*Purpose: Deceased-donor kidneys often experience extensive injury, activating adaptive and maladaptive pathways. While these adaptive and maladaptive mechanisms are initiated in donor kidneys prior to implantation, they have a durable impact on subsequent graft function. Uromodulin (UMOD) and Osteopontin (OPN) are two proteins frequently evaluated in the setting of acute kidney injury (AKI) and other kidney diseases such as nephrocalcinosis. The biological effects of these two proteins, which are specifically produced in AKI, range from repair of cells, activating immune cells and crystal formation in the kidneys. We hypothesize that these two proteins play an important role in determining graft outcomes.

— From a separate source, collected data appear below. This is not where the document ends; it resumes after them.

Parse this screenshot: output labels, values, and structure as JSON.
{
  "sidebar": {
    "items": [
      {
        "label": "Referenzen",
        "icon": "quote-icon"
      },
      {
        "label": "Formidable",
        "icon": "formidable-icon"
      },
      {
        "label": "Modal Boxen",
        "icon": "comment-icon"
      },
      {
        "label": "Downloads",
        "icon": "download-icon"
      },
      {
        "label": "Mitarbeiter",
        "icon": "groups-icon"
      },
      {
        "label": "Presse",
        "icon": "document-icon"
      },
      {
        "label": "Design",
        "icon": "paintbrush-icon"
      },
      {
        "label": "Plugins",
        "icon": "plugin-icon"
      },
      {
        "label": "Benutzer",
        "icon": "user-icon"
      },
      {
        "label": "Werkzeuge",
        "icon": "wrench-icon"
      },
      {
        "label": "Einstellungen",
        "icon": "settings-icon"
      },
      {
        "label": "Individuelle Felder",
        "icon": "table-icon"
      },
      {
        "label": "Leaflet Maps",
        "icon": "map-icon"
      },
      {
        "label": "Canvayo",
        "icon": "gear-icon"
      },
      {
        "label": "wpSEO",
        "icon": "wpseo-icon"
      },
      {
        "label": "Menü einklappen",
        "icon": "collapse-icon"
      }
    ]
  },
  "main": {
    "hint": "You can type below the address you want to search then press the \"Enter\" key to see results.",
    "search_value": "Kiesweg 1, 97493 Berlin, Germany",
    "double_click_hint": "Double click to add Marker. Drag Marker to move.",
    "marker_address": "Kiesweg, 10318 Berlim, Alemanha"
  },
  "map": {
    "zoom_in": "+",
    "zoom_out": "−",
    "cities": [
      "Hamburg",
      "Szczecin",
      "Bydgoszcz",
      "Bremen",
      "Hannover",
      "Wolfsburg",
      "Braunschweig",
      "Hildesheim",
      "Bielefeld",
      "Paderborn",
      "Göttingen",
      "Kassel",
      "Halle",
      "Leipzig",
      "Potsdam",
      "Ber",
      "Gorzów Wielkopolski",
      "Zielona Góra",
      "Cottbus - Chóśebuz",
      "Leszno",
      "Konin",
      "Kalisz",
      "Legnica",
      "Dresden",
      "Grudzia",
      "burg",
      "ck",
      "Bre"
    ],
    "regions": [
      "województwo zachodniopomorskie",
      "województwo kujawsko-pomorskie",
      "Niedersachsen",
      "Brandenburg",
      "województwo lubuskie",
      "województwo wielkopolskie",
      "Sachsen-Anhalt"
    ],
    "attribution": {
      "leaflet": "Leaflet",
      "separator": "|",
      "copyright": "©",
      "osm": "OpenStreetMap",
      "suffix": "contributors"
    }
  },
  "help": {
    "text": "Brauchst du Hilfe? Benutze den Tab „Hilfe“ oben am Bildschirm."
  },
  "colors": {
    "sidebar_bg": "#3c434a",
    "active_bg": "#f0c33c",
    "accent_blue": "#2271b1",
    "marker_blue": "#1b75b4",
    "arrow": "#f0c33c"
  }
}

*Methods: We randomly divided our cohort of deceased donors and recipients into a training and a test dataset with 1215 recipients in each to internally validate the associations between UMOD and OPN, measured in donor urine at time of organ procurement, with death-censored graft failure (dcGF). Given that the direction of association between UMOD and dcGF opposed that of OPN, we evaluated the ratio of UMOD to OPN with outcomes.

*Results: During a median (IQR) follow-up of 4 (3-5) years, 33 (30-37) per 1000 patient-years experienced dcGF. Doubling of UMOD minimally increased dcGF risk with an adjusted hazard ratio (aHR) of 1.1 (95% CI:1.02-1.2), whereas doubling of OPN decreased dcGF risk [aHR 0.94 (0.88-1)]. UMOD to OPN ratio ≤ 3 was associated with 43% decreased risk of dcGF [aHR 0.57 (0.41-0.80)] in the training dataset. We observed no interaction with donor AKI for any of the biomarker associations. We observed similar associations of the UMOD to OPN ratio with dcGF in the test dataset.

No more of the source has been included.